• Is Your Contract Making You an Accidental Tourist?
  • May 19, 2011 | Author: Edward Seglias
  • Law Firm: Cohen, Seglias, Pallas, Greenhall & Furman, P.C. - Philadelphia Office
  • One of the most important provisions of the Pennsylvania Contractor and Subcontractor Payment Act prohibits contracting parties from making a contract subject to another state's law or requiring any litigation or arbitration to occur outside of Pennsylvania. The provision, of course, prevents contractors working on projects in Pennsylvania from being dragged to far off places to collect monies owed to them or defend against claims involving their workmanship. A number of other states have similar statutes, which similarly are designed to protect in-state contractors not only from unfamiliar and potentially hostile jurisdictions, but also from the substantial, additional cost that such distant litigation or arbitration typically generates.

    Two recent cases, however, chip away at this protective measure, at least as it relates to arbitration actions. While both of these cases were decided outside of Pennsylvania, they portend a very real problem even for projects in Pennsylvania.

    In a case decided in Illinois, Weis Builders (Weis), a general contractor from Minnesota, entered into two subcontracts with R.A. Bright Construction, Inc. (R.A. Bright) for concrete and underground utilities work on a Wal-Mart Stores, Inc. project in Illinois. Both subcontracts contained provisions requiring the parties to arbitrate all disputes in Hennepin County, Minnesota. At the conclusion of the project, R.A. Bright brought a claim against Weis in Illinois state court seeking more than $750,000. Weis sought dismissal of the action based on the parties' agreement to arbitrate disputes in Minnesota. To support the lawsuit in Illinois state court rather than through arbitration in Minnesota, R.A. Bright cited the Illinois Building and Construction Contract Act, which, like the Pennsylvania Act, states that any "provision contained in or executed in connection with a building and construction contract to be performed in Illinois that makes the contract subject to the laws of another state or that requires any litigation, arbitration, or dispute resolution to take place in another state is against public policy [and]...is void and unenforceable." R.A. Bright argued that the Illinois statute creates a contractual defense to the enforceability of the arbitration provision of the subcontract and, therefore, rendered it inapplicable.

    In rejecting the argument, the Court determined that the Federal Arbitration Act (FAA) was applicable to R.A. Bright's claims because the parties' business relationship had at least a "slight nexus to interstate commerce." Weis is a Minnesota company and R.A. Bright is an Illinois company, which procured materials for the project from a supplier in Wisconsin. These interstate connections invoke the FAA, which requires courts to strictly enforce arbitration agreements.

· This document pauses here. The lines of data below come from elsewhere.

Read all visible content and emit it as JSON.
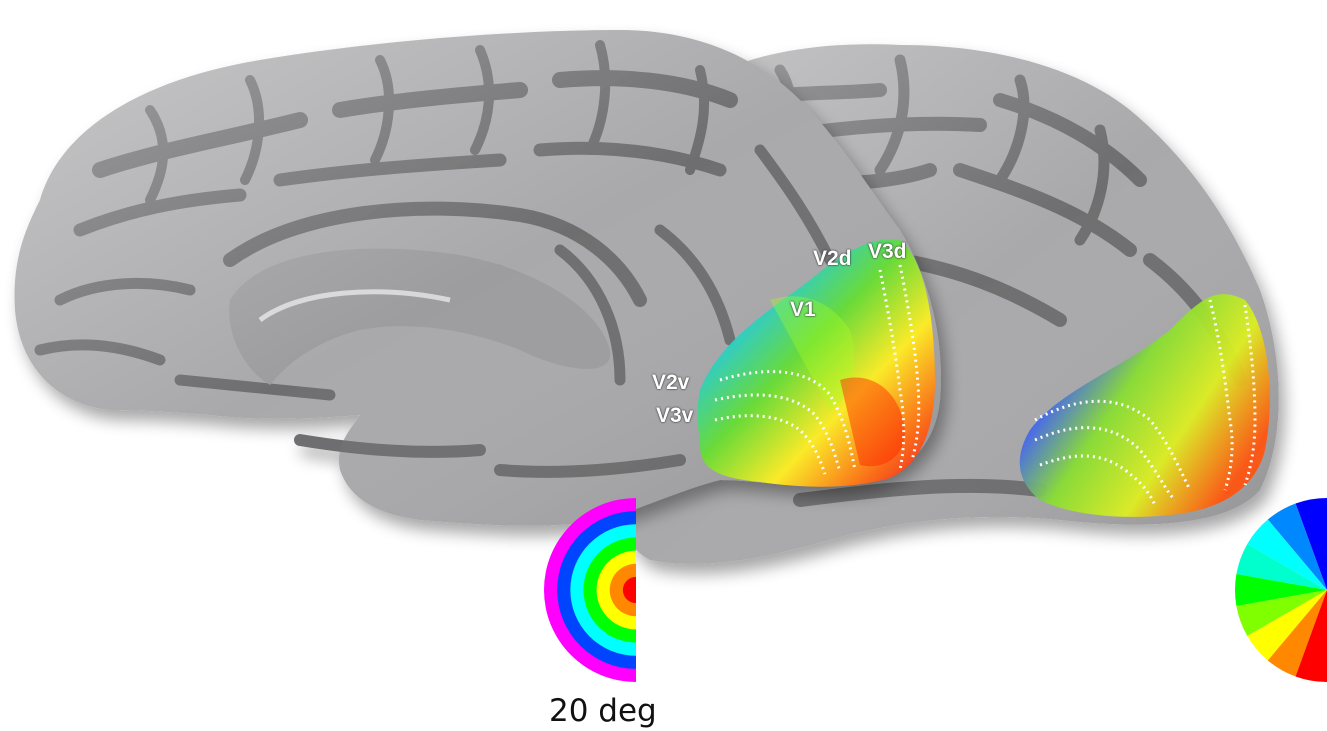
{
  "figure": {
    "area_labels": {
      "v1": "V1",
      "v2d": "V2d",
      "v3d": "V3d",
      "v2v": "V2v",
      "v3v": "V3v"
    },
    "eccentricity_legend": {
      "label": "20 deg",
      "ring_colors": [
        "#ff0000",
        "#ff8800",
        "#ffff00",
        "#00ff00",
        "#00ffff",
        "#0044ff",
        "#ff00ff"
      ]
    },
    "polar_angle_legend": {
      "wedge_colors": [
        "#ff0000",
        "#ff8800",
        "#ffff00",
        "#80ff00",
        "#00ff00",
        "#00ffcc",
        "#00ffff",
        "#0088ff",
        "#0000ff"
      ]
    },
    "colors": {
      "cortex_gyri": "#a9a9ab",
      "cortex_sulci": "#6e6e70",
      "boundary_line": "#ffffff"
    }
  }
}
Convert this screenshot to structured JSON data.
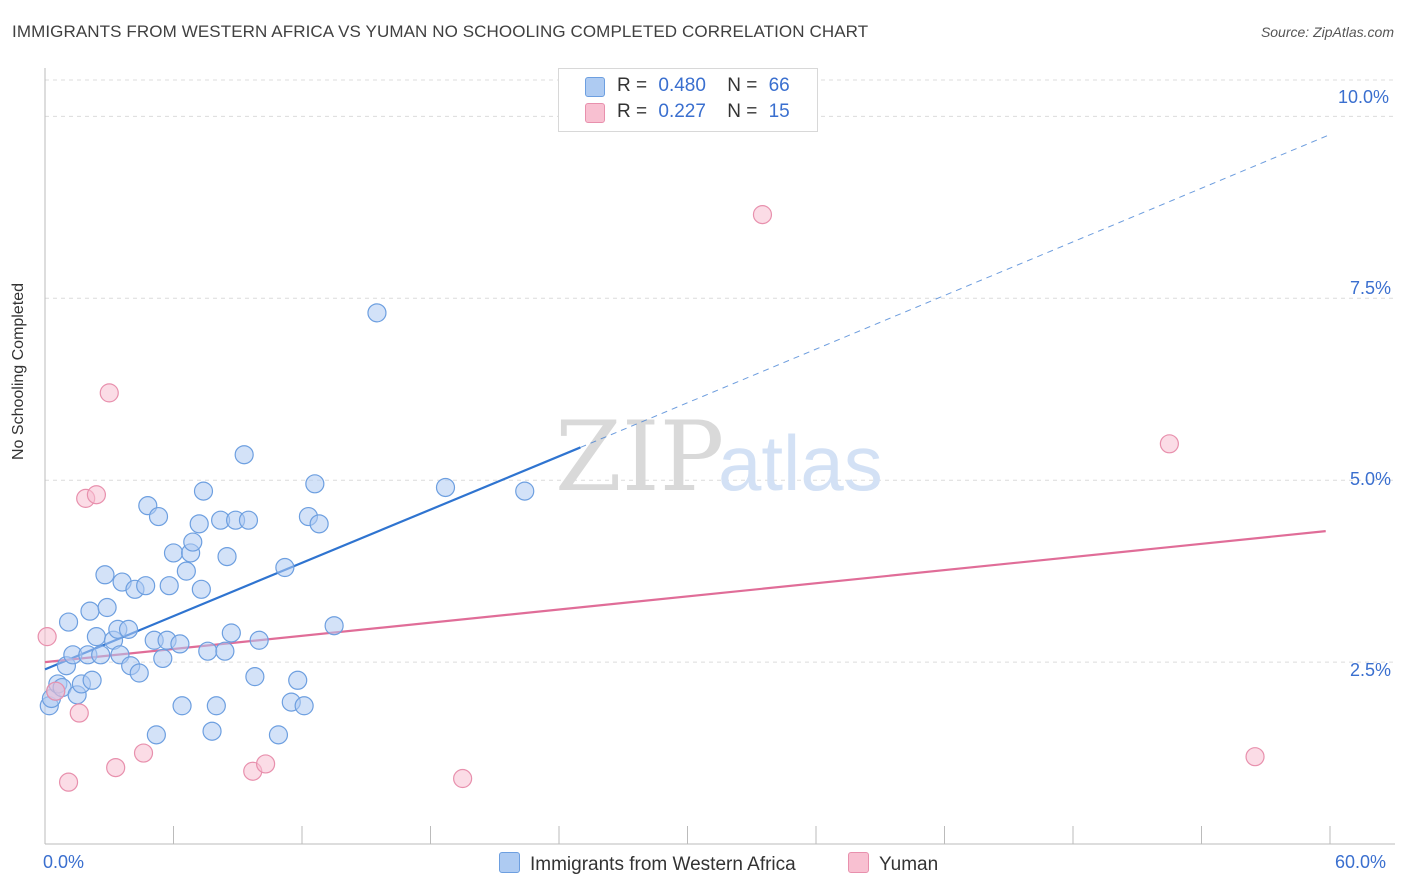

    The Court's decision relies heavily on the case of OPE International, LP v. Chet Morrison Contractors, Inc., which was decided by the United States Circuit Court of Appeals for the 5th Circuit. In the OPE case, the Circuit Court held that when forum-selection provisions in state statutes are in conflict with federal law, the FAA preempts the state law and renders such provisions unenforceable. Based on this federal court decision, the Illinois state court ordered the dispute to be arbitrated in Minnesota in accordance with the terms of the subcontract.

    Taken together, these rulings create a problem for contractors who have signed contracts that require arbitration outside of Pennsylvania. While you may have believed that Pennsylvania law protects you against such forum selection clauses, the two cases discussed above throw that thinking into serious doubt. For contracts you already have signed, the die is cast. But for new contracts not yet signed that contain a clause requiring arbitration outside of Pennsylvania, the dispute resolution provisions must be carefully considered so that you know whether you may have to travel hundreds or even thousands of miles to have your case heard. From there, you can negotiate it, accept it or reject it. But the failure to do anything may cause you to be in Alaska in the wintertime to collect your money.